No había motos ni bicicletas eléctricas: Estaban prohibidas, según el gobierno central porque eran peligrosas y contaminantes. Recuerdo haber escrito hasta artículos quejándome de aquella prohibición y defendiendo su regreso a las calles de Pekín. Se volvieron a autorizar hace cosa de un lustro, y ahora que están de vuelta y extendidísimas entre los pequineses, me arrepiento completamente: tenía razón el ayuntamiento, ahora me parecen un peligro total, sobre todo porque no hacen nada de ruido y no las ves venir a toda velocidad.

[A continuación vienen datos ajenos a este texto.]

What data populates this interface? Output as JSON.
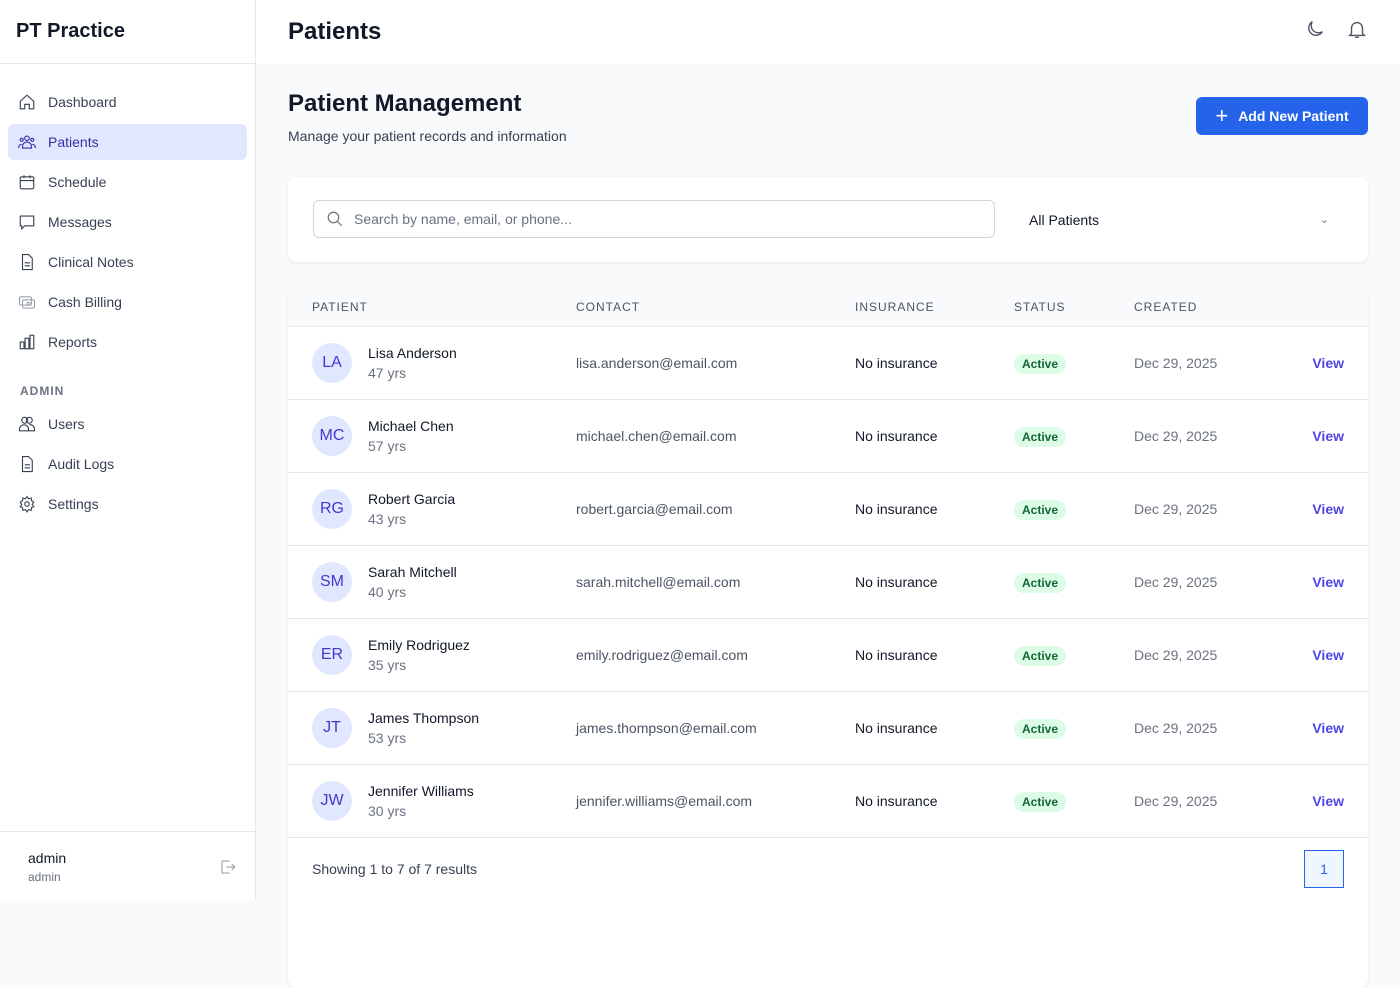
{
  "brand": "PT Practice",
  "nav": [
    {
      "label": "Dashboard"
    },
    {
      "label": "Patients"
    },
    {
      "label": "Schedule"
    },
    {
      "label": "Messages"
    },
    {
      "label": "Clinical Notes"
    },
    {
      "label": "Cash Billing"
    },
    {
      "label": "Reports"
    }
  ],
  "admin_section": "ADMIN",
  "admin_nav": [
    {
      "label": "Users"
    },
    {
      "label": "Audit Logs"
    },
    {
      "label": "Settings"
    }
  ],
  "user": {
    "name": "admin",
    "role": "admin"
  },
  "header": {
    "title": "Patients"
  },
  "page": {
    "title": "Patient Management",
    "subtitle": "Manage your patient records and information",
    "add_button": "Add New Patient"
  },
  "filter": {
    "search_placeholder": "Search by name, email, or phone...",
    "select_value": "All Patients"
  },
  "table": {
    "headers": [
      "PATIENT",
      "CONTACT",
      "INSURANCE",
      "STATUS",
      "CREATED"
    ],
    "rows": [
      {
        "initials": "LA",
        "name": "Lisa Anderson",
        "age": "47 yrs",
        "email": "lisa.anderson@email.com",
        "insurance": "No insurance",
        "status": "Active",
        "created": "Dec 29, 2025",
        "action": "View"
      },
      {
        "initials": "MC",
        "name": "Michael Chen",
        "age": "57 yrs",
        "email": "michael.chen@email.com",
        "insurance": "No insurance",
        "status": "Active",
        "created": "Dec 29, 2025",
        "action": "View"
      },
      {
        "initials": "RG",
        "name": "Robert Garcia",
        "age": "43 yrs",
        "email": "robert.garcia@email.com",
        "insurance": "No insurance",
        "status": "Active",
        "created": "Dec 29, 2025",
        "action": "View"
      },
      {
        "initials": "SM",
        "name": "Sarah Mitchell",
        "age": "40 yrs",
        "email": "sarah.mitchell@email.com",
        "insurance": "No insurance",
        "status": "Active",
        "created": "Dec 29, 2025",
        "action": "View"
      },
      {
        "initials": "ER",
        "name": "Emily Rodriguez",
        "age": "35 yrs",
        "email": "emily.rodriguez@email.com",
        "insurance": "No insurance",
        "status": "Active",
        "created": "Dec 29, 2025",
        "action": "View"
      },
      {
        "initials": "JT",
        "name": "James Thompson",
        "age": "53 yrs",
        "email": "james.thompson@email.com",
        "insurance": "No insurance",
        "status": "Active",
        "created": "Dec 29, 2025",
        "action": "View"
      },
      {
        "initials": "JW",
        "name": "Jennifer Williams",
        "age": "30 yrs",
        "email": "jennifer.williams@email.com",
        "insurance": "No insurance",
        "status": "Active",
        "created": "Dec 29, 2025",
        "action": "View"
      }
    ]
  },
  "footer": {
    "summary": "Showing 1 to 7 of 7 results",
    "current_page": "1"
  }
}
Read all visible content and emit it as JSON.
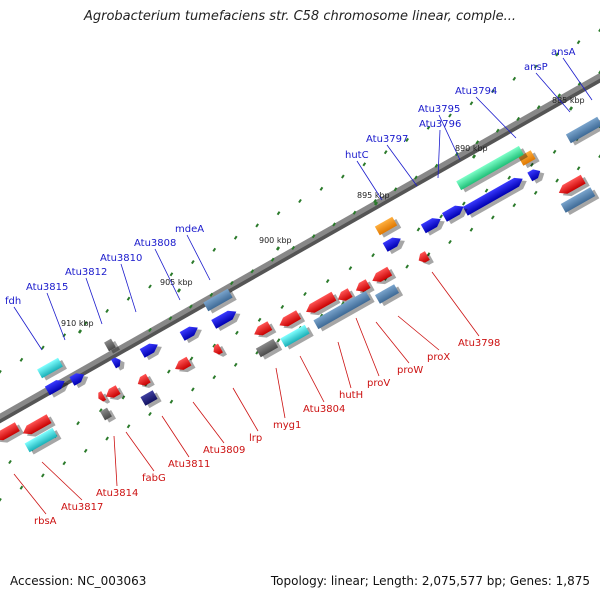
{
  "title": "Agrobacterium tumefaciens str. C58 chromosome linear, comple...",
  "footer": {
    "accession_label": "Accession: NC_003063",
    "summary_label": "Topology: linear; Length: 2,075,577 bp; Genes: 1,875"
  },
  "colors": {
    "backbone": "#888888",
    "top_label": "#1a1acc",
    "bottom_label": "#cc1111",
    "tick": "#2a7a2a"
  },
  "scale": {
    "unit": "kbp",
    "ticks": [
      "885 kbp",
      "890 kbp",
      "895 kbp",
      "900 kbp",
      "905 kbp",
      "910 kbp"
    ]
  },
  "genes_top": [
    "ansA",
    "ansP",
    "Atu3794",
    "Atu3795",
    "Atu3796",
    "Atu3797",
    "hutC",
    "mdeA",
    "Atu3808",
    "Atu3810",
    "Atu3812",
    "Atu3815",
    "fdh"
  ],
  "genes_bottom": [
    "Atu3798",
    "proX",
    "proW",
    "proV",
    "hutH",
    "Atu3804",
    "myg1",
    "lrp",
    "Atu3809",
    "Atu3811",
    "fabG",
    "Atu3814",
    "Atu3817",
    "rbsA"
  ]
}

Nos están echando a nosotros los pobres y desamparados ciclistas, del carril bici (aunque los extranjeros que pedalean como si estuvieran en el Tour también son un ran riesgo).
Una de las zonas de más marcha era el sur del Parque Chaoyang: Allí había locales míticos como el Latinos (precursor del Salsa Caribe actual) o, al lado, el Big Easy, con forma de barco de vapor surcando el Mississippi y en cuyo interior vi una vez a una bailarina china voluptuosa que bailaba con una boa de bufanda, en plan Salma Hayek. Nada queda de todo ello.


Pues así era la China de 2001... no había ya mujeres de pies enanos ni eunucos en la corte, pero en fin, han cambiado algunas cosillas y seguramente a alguien que visitara Pekín en 2001 y no lo volviera a hacer hasta ahora le sorprenderían algunas diferencias. Probablemente me habré olvidado algún cambio importante (cuando estás en un lugar permanentemente a veces es más difícil percibir los cambios), así que podéis recordármelo en la sección de comentarios, comenzando con un clásico "te has dejado...".